Критическая Масса, 2006, № 2 - Журнал
Шрифт:
Интервал:
Закладка:
Алексей Цветков. Шекспир отдыхает.Валерий Шубинский
Книга новых стихотворений 2004—2005 гг. СПб.: Пушкинский фонд, MMVI [2006]. 68 с. Тираж 500 экз.
Возвращение к активной работе почти двадцать лет молчавшего (не молчавшего, впрочем: публиковавшего прозу, причем весьма примечательную) поэта — случай редкий. Впрочем, не уникальный: точно так же семь лет назад «вернулся» Виктор Соснора. Тоже, кстати, в перерыве писавший и печатавший прозу. Есть, однако, два отличия: Алексей Цветков стал знаменит вне узкого дружеского круга именно в годы молчания — контраст с «шестидесятником», популярнейшим смолоду, очевиден; и — Цветков (в отличие от Сосноры) перестал писать стихи, находясь «на пике» таланта. Или — почти на пике. При внимательном чтении книги «Эдем» (1985) становится понятно, что поэтика зрелого Цветкова, основанная на коллаже из тончайших интонационных и стилистических цитат, в каждую из которых «спрятано» некое авторское высказывание, вполне им реализована, развернута и почти исчерпана и что главная опасность, стоящая перед поэтом, — опасность самоповторения. Цветков попробовал писать другие стихи, герметичные, почти «заумные», полные редчайших диалектизмов (или неологизмов, мимикрирующих под диалектизмы), чьи темные смыслы непредсказуемо вывариваются в котле ритма. Но таких стихов написано (или опубликовано) было очень немного.
Был «первый» Цветков (книга «Сборник пьес для жизни соло», 1978), был «второй» («Состояние сна», 1981, и «Эдем»), третий начал проявляться, но так и не проявился… Четвертому не быть? Или быть все же? Чего можно было ожидать от новой книги Цветкова — после такого перерыва?
«Шекспир отдыхает» — книга, которую имеет смысл читать с начала чтобы попытаться по первым пяти стихотворениям сделать некие выводы о ее стилистическом диапазоне. Надо сказать, что выводы эти подтверждаются при прочтении сборника в целом, что хорошо характеризует его в композиционном отношении.
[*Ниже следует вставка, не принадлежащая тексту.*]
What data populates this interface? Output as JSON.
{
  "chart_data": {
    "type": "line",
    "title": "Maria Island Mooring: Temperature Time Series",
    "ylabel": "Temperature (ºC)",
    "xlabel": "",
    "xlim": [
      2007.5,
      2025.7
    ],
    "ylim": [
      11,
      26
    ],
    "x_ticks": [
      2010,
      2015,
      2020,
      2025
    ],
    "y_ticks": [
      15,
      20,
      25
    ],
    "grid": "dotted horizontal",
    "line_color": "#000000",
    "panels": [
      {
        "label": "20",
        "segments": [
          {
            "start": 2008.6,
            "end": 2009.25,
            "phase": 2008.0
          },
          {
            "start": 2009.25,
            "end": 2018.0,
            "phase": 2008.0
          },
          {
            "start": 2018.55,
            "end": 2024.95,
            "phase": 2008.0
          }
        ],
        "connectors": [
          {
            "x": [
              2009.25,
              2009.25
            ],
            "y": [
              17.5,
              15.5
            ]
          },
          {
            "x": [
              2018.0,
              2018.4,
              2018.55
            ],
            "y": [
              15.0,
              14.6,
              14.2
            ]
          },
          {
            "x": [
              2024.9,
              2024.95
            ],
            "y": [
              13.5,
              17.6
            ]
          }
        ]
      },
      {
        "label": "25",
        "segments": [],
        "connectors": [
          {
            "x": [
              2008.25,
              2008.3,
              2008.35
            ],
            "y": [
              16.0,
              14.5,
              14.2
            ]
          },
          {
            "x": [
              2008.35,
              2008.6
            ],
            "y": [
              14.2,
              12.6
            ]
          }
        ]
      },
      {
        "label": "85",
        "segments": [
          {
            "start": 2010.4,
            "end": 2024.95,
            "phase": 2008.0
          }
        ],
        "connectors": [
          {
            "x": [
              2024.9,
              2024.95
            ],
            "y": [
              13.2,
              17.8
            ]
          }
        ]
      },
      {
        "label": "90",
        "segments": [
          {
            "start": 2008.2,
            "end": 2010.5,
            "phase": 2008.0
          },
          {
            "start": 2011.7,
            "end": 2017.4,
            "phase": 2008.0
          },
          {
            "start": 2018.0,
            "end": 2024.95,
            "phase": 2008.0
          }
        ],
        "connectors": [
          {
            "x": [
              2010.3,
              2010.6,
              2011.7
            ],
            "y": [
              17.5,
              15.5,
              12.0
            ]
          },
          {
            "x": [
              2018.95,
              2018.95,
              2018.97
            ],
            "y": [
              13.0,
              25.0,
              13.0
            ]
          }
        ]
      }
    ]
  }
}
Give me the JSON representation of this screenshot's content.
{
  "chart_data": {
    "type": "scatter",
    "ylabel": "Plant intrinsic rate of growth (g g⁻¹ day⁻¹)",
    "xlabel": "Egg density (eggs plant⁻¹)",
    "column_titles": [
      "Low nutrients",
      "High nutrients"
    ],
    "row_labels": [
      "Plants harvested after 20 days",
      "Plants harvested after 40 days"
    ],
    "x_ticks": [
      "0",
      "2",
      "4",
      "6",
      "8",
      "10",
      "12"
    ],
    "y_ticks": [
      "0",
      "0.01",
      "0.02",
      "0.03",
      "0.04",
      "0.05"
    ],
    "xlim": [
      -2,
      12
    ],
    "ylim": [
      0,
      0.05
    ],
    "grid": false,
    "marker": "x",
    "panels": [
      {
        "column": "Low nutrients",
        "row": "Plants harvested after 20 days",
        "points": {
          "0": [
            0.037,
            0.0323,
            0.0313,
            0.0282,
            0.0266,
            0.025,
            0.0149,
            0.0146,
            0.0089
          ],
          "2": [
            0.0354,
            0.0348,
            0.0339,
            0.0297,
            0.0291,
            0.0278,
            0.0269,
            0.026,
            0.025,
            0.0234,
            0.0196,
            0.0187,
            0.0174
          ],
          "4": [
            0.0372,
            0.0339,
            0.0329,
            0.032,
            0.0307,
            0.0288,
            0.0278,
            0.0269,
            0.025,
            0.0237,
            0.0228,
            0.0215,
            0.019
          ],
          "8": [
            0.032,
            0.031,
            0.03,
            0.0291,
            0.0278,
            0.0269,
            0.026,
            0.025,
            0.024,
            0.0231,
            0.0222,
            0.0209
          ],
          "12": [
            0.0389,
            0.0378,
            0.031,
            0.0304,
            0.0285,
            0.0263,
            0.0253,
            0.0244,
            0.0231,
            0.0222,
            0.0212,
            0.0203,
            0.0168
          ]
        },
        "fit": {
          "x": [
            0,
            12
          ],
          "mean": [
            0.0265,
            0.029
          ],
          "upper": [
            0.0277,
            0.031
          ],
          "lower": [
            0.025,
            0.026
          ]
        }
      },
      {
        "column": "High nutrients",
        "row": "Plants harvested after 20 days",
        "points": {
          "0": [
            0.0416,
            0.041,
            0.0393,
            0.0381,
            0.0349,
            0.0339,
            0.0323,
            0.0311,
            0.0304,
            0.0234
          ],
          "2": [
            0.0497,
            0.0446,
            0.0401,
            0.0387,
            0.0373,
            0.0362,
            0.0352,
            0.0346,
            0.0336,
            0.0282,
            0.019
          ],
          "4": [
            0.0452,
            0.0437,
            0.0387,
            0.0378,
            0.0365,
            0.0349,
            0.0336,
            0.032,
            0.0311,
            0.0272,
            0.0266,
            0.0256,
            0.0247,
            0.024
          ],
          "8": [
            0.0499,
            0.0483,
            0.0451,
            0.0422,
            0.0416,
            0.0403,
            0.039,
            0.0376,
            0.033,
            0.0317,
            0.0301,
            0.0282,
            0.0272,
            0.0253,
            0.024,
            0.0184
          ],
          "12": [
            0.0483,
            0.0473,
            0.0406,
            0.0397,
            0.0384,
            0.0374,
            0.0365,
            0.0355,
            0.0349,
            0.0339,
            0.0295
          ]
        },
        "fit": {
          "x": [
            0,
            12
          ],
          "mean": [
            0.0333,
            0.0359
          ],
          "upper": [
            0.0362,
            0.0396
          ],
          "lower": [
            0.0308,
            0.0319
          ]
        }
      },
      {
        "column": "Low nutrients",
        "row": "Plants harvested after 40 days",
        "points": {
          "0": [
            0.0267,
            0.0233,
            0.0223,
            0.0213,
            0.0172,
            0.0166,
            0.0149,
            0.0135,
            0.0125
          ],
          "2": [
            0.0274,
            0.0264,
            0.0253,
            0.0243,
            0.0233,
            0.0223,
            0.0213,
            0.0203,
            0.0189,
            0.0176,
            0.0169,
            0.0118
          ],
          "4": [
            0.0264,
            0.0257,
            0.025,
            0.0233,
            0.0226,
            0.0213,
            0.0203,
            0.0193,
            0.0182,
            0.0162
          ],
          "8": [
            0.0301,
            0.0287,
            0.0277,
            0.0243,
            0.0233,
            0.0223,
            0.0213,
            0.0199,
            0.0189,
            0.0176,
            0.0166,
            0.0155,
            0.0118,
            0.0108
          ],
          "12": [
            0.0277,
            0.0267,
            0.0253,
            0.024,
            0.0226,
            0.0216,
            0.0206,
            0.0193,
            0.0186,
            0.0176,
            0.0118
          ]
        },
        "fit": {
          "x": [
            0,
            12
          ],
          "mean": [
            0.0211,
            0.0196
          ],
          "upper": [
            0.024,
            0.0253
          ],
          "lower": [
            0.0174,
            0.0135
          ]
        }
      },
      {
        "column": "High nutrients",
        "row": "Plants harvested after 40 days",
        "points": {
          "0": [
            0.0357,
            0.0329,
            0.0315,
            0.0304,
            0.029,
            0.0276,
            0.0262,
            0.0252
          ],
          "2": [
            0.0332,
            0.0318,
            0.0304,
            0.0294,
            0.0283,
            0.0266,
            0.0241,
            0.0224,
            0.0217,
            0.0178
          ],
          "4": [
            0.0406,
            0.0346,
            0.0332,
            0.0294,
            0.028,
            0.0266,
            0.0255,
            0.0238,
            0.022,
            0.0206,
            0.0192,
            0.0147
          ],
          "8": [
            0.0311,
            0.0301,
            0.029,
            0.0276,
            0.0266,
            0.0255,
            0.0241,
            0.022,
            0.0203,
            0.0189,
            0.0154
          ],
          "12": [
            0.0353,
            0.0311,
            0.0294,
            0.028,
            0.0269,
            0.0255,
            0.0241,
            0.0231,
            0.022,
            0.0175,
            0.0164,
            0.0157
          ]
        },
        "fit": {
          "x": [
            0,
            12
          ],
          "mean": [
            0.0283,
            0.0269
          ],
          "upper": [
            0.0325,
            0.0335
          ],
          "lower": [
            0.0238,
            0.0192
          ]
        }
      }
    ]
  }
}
Итак, вот первое стихотворение — его первые две строфы:
странник у стрелки ручья опершись на посох
ива над ним ветвится в весенних осах
летучие лица тучу сдувают в угол
на горизонте латают лазурный купол
вьюн виноградный часовня и поле льна
средневековье времени полдень дня
дробная россыпь черных грачей
в ландшафте
или людей впереди одного
на лошадке
это к нему с виноградного склона
слева
скачет ручная серна и машет дева
лен полыхнет синевой озаряя
твердь
посох коса и страннику имя смерть
Здесь есть культурная аллюзия, конечно но нет столкновения интонаций, нет полифонии, которая была в 1980-е годы. Есть цельная стилизация, если угодно, виньетка (в этом нет ничего уничижительного, мандельштамовский «Камень» наполовину состоит из виньеточных текстов). Явление аллегорической смерти в идиллическом пейзаже, не разрушающее и не искажающее его.
И это хорошие стихи — с внутренней музыкой, с тонко пойманной интонацией. Не очень понятно, правда, зачем Цветков продолжает писать без знаков препинания. В коллажных стихах это работало, сплавляя воедино и одновременно «остраняя» речь. Но здесь… Невольно возникает подозрение, что автор рушит синтаксические и даже чисто пунктуационные барьеры на пути лирического дыхания, чтобы облегчить себе работу (пример — вторая строка второй строфы, где голос явственно сбивался бы, стой запятая на своем месте). Имитируется спонтанный выдох — но в самом ли деле он тянется от первой до последней строки или ему помогают механические поддувала? Когда задумываешься, становится очевидной некоторая искусственность, сконструированность текста…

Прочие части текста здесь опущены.